In 2016, roughly 57% of Californians voted to legalize cannabis yet today, it is only available to less than 20% of the state’s population. Communities where citizens voted for cannabis are denied access to it. In December 2017, there were more than 3,000 retail shops. In January 2018 with the start of regulation, that number dropped to 300.
This seems to be a recurring theme, as we have seen this type of difficulty with access in other states that have legalized cannabis as well. Overregulation and taxation also continually seem to hurt the emerging and newly legalized cannabis industries, and California seems to have been particularly hard hit in their process here.
Gavin Kogan is the Chairman of the Board and Co-Founder of Grupo Flor and one of California’s earliest cannabis business attorneys. Kogan is speaking out on the implications and solutions of overregulation and overtaxation so new states coming online can learn from California’s mistakes.
I was able to get some insight from Kogan about these very issues…
Leah Maurer (LM): What do you think is the best route for states to take in terms of taxation of legalized cannabis?
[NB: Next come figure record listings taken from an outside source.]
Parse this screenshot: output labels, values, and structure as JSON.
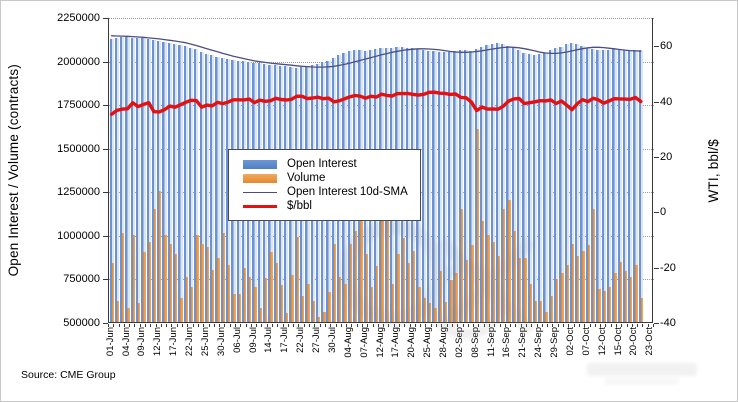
{
  "source_note": "Source: CME Group",
  "chart_data": {
    "type": "bar",
    "title": "",
    "left_axis": {
      "title": "Open Interest / Volume (contracts)",
      "min": 500000,
      "max": 2250000,
      "step": 250000
    },
    "right_axis": {
      "title": "WTI, bbl/$",
      "min": -40,
      "max": 60,
      "step": 20
    },
    "grid": "dotted horizontal at left-axis ticks",
    "legend_position": "inside upper-left area",
    "total_slots": 103,
    "label_every": 3,
    "x_labels": [
      "01-Jun",
      "04-Jun",
      "09-Jun",
      "12-Jun",
      "17-Jun",
      "22-Jun",
      "25-Jun",
      "30-Jun",
      "06-Jul",
      "09-Jul",
      "14-Jul",
      "17-Jul",
      "22-Jul",
      "27-Jul",
      "30-Jul",
      "04-Aug",
      "07-Aug",
      "12-Aug",
      "17-Aug",
      "20-Aug",
      "25-Aug",
      "28-Aug",
      "02-Sep",
      "08-Sep",
      "11-Sep",
      "16-Sep",
      "21-Sep",
      "24-Sep",
      "29-Sep",
      "02-Oct",
      "07-Oct",
      "12-Oct",
      "15-Oct",
      "20-Oct",
      "23-Oct"
    ],
    "series": [
      {
        "name": "Open Interest",
        "type": "bar",
        "axis": "left",
        "color": "#6b92d3",
        "values": [
          2125000,
          2130000,
          2135000,
          2135000,
          2130000,
          2130000,
          2128000,
          2125000,
          2120000,
          2110000,
          2105000,
          2100000,
          2095000,
          2090000,
          2085000,
          2075000,
          2065000,
          2050000,
          2040000,
          2030000,
          2020000,
          2015000,
          2010000,
          2005000,
          2000000,
          1995000,
          1990000,
          1985000,
          1985000,
          1980000,
          1975000,
          1975000,
          1970000,
          1970000,
          1965000,
          1960000,
          1965000,
          1970000,
          1975000,
          1980000,
          1990000,
          2000000,
          2015000,
          2030000,
          2045000,
          2055000,
          2060000,
          2060000,
          2055000,
          2060000,
          2065000,
          2070000,
          2075000,
          2075000,
          2080000,
          2080000,
          2075000,
          2070000,
          2065000,
          2060000,
          2055000,
          2055000,
          2050000,
          2050000,
          2050000,
          2055000,
          2060000,
          2060000,
          2055000,
          2065000,
          2080000,
          2090000,
          2095000,
          2100000,
          2095000,
          2085000,
          2070000,
          2060000,
          2045000,
          2035000,
          2030000,
          2035000,
          2045000,
          2060000,
          2070000,
          2080000,
          2095000,
          2100000,
          2095000,
          2085000,
          2075000,
          2065000,
          2060000,
          2060000,
          2060000,
          2065000,
          2065000,
          2060000,
          2060000,
          2062000,
          2058000
        ]
      },
      {
        "name": "Volume",
        "type": "bar",
        "axis": "left",
        "color": "#ec9a46",
        "values": [
          840000,
          620000,
          1010000,
          580000,
          1000000,
          610000,
          900000,
          960000,
          1150000,
          1250000,
          1000000,
          950000,
          890000,
          640000,
          760000,
          700000,
          1000000,
          950000,
          930000,
          800000,
          870000,
          1010000,
          830000,
          660000,
          660000,
          810000,
          760000,
          700000,
          580000,
          750000,
          900000,
          840000,
          710000,
          550000,
          770000,
          990000,
          650000,
          720000,
          620000,
          530000,
          560000,
          670000,
          950000,
          760000,
          720000,
          950000,
          1020000,
          1140000,
          890000,
          700000,
          820000,
          1100000,
          1150000,
          720000,
          890000,
          980000,
          840000,
          910000,
          700000,
          640000,
          610000,
          580000,
          790000,
          615000,
          740000,
          780000,
          1150000,
          855000,
          940000,
          1610000,
          1080000,
          1000000,
          960000,
          880000,
          1150000,
          1200000,
          1020000,
          870000,
          870000,
          720000,
          620000,
          620000,
          560000,
          650000,
          745000,
          780000,
          830000,
          950000,
          880000,
          910000,
          940000,
          1150000,
          690000,
          680000,
          700000,
          780000,
          845000,
          790000,
          760000,
          830000,
          640000
        ]
      },
      {
        "name": "Open Interest 10d-SMA",
        "type": "line",
        "axis": "left",
        "color": "#4d4d85",
        "values": [
          2148000,
          2147000,
          2146000,
          2145000,
          2143000,
          2141000,
          2139000,
          2136000,
          2133000,
          2130000,
          2126000,
          2122000,
          2118000,
          2113000,
          2108000,
          2100000,
          2092000,
          2083000,
          2074000,
          2065000,
          2056000,
          2047000,
          2039000,
          2031000,
          2024000,
          2017000,
          2010000,
          2004000,
          1999000,
          1995000,
          1991000,
          1988000,
          1985000,
          1982000,
          1979000,
          1976000,
          1973000,
          1971000,
          1969000,
          1968000,
          1968000,
          1970000,
          1973000,
          1978000,
          1984000,
          1991000,
          1999000,
          2007000,
          2015000,
          2023000,
          2031000,
          2039000,
          2046000,
          2053000,
          2059000,
          2064000,
          2068000,
          2071000,
          2073000,
          2073000,
          2072000,
          2070000,
          2067000,
          2063000,
          2058000,
          2055000,
          2053000,
          2053000,
          2055000,
          2058000,
          2062000,
          2067000,
          2072000,
          2077000,
          2081000,
          2083000,
          2082000,
          2079000,
          2074000,
          2068000,
          2061000,
          2054000,
          2049000,
          2047000,
          2047000,
          2050000,
          2055000,
          2061000,
          2068000,
          2074000,
          2079000,
          2082000,
          2082000,
          2080000,
          2077000,
          2073000,
          2069000,
          2066000,
          2063000,
          2061000,
          2060000
        ]
      },
      {
        "name": "$/bbl",
        "type": "line",
        "axis": "right",
        "color": "#e51010",
        "values": [
          35.44,
          36.81,
          37.29,
          37.41,
          39.55,
          38.19,
          38.94,
          39.6,
          36.34,
          36.26,
          37.12,
          38.38,
          37.96,
          38.84,
          39.75,
          40.46,
          40.37,
          38.01,
          38.72,
          38.49,
          39.7,
          39.27,
          39.82,
          40.65,
          40.63,
          40.62,
          40.9,
          39.62,
          40.55,
          40.1,
          40.29,
          41.2,
          40.75,
          40.59,
          40.81,
          41.96,
          41.9,
          41.07,
          41.29,
          41.6,
          41.04,
          41.27,
          39.92,
          40.27,
          41.01,
          41.7,
          42.19,
          41.95,
          41.22,
          41.94,
          41.61,
          42.67,
          42.24,
          42.01,
          42.89,
          42.89,
          42.93,
          42.58,
          42.34,
          42.62,
          43.35,
          43.39,
          43.04,
          42.97,
          42.61,
          42.76,
          41.51,
          41.37,
          39.77,
          36.76,
          38.05,
          37.3,
          37.33,
          37.26,
          38.28,
          40.16,
          40.97,
          41.11,
          39.31,
          39.6,
          39.93,
          40.31,
          40.25,
          40.6,
          39.29,
          40.22,
          38.72,
          37.05,
          39.22,
          40.67,
          39.95,
          41.19,
          40.6,
          39.43,
          40.2,
          41.04,
          40.96,
          40.88,
          40.83,
          41.46,
          40.03
        ]
      }
    ]
  }
}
Gavin Kogan (GK): The best route for states to take with taxes is to start at a low tax rate that incentivizes participation in the regulated market and ratchets up in alignment with the stability and economic power of the newly regulated marketplace. It is critical that the concept of taxes encouraging participation is understood at both the operator level as well as the customer level. For example, in California we have just that problem. With roughly 80% of the state not permitting retail outlets and with taxes creating high cost goods, Customers are driven to the illicit market because it’s easier to access cannabis goods and costs are dramatically cheaper. The solution to California’s failed experiment is to leverage economic incentives, not deploy law enforcement policies. We got here because law enforcement policy was a failure. It’s as simple as this – economists, not soldiers, will win the drug war.
LM: How has overregulation become an issue in legalized states, and what steps can we take to reduce this as other states legalize?
GK: Similar to the overtaxation comments above, overregulation increases costs of production and therefore, costs of goods – giving the illicit marketplace a tremendous advantage. That advantage has created the situation we have in California where the regulated market has been a remarkable failure in the eyes of both producers and consumers – and the illicit market flourishes. I live this industry day in and day out, and can say with one hundred percent confidence I have never met a producer who believed the industry should be without regulation. The fact is that self imposed safety protocols, such as third party testing, potency labeling, food-safe production facilities, etc., – many – many of us were doing these things purely as a matter of advocacy long before the politicians gathered the temerity to regulate the cannabis space. This patrician attitude that our industry must be “reigned in” is so out of alignment with reality – and feeds off prohibitionist era imagery and ignorance. We are all ready to embrace safe and sane regulations, and those who are not – lose their licenses. It’s as simple as that. The best strategy is to impose the regulations in a structured step-wise manner, weighted in value and cost. For example, in my view it’s more important and cost effective to require safe product labeling than it is to require Cat III testing within the first year of regulation. They put a 50lb saddle on a month old colt.
LM: There always seems to be this waiting game after states legalize cannabis…both for companies and for consumers. How can we ward this off and make legalization as seamless as possible in terms of both consumers being able to purchase products AND companies being able to get products into cannabis retail shops?
GK: The California League of Cities stands behind communities that say, “we don’t want pot in our communities.” But it’s 2019, there’s been generations of pot in their communities; so what they are really saying is, “we want illicit pot in our communities.” I point this out because the fact is, initiating a regulated cannabis industry requires participation from folks who were previously in the illicit market. The rational focus is to develop policies, regulatory and fiscal, that incentivize operators and customers alike to participate in a regulated environment. California is failing because it gave localities the right to abstain from the policy shift. So I would advise states to (i) not let localities with certain population minimums opt out and (ii) implement minimum regulatory and fiscal requirements in a structured step-wise approach that creates a mountable staircase, not a wall that very few can successfully climb.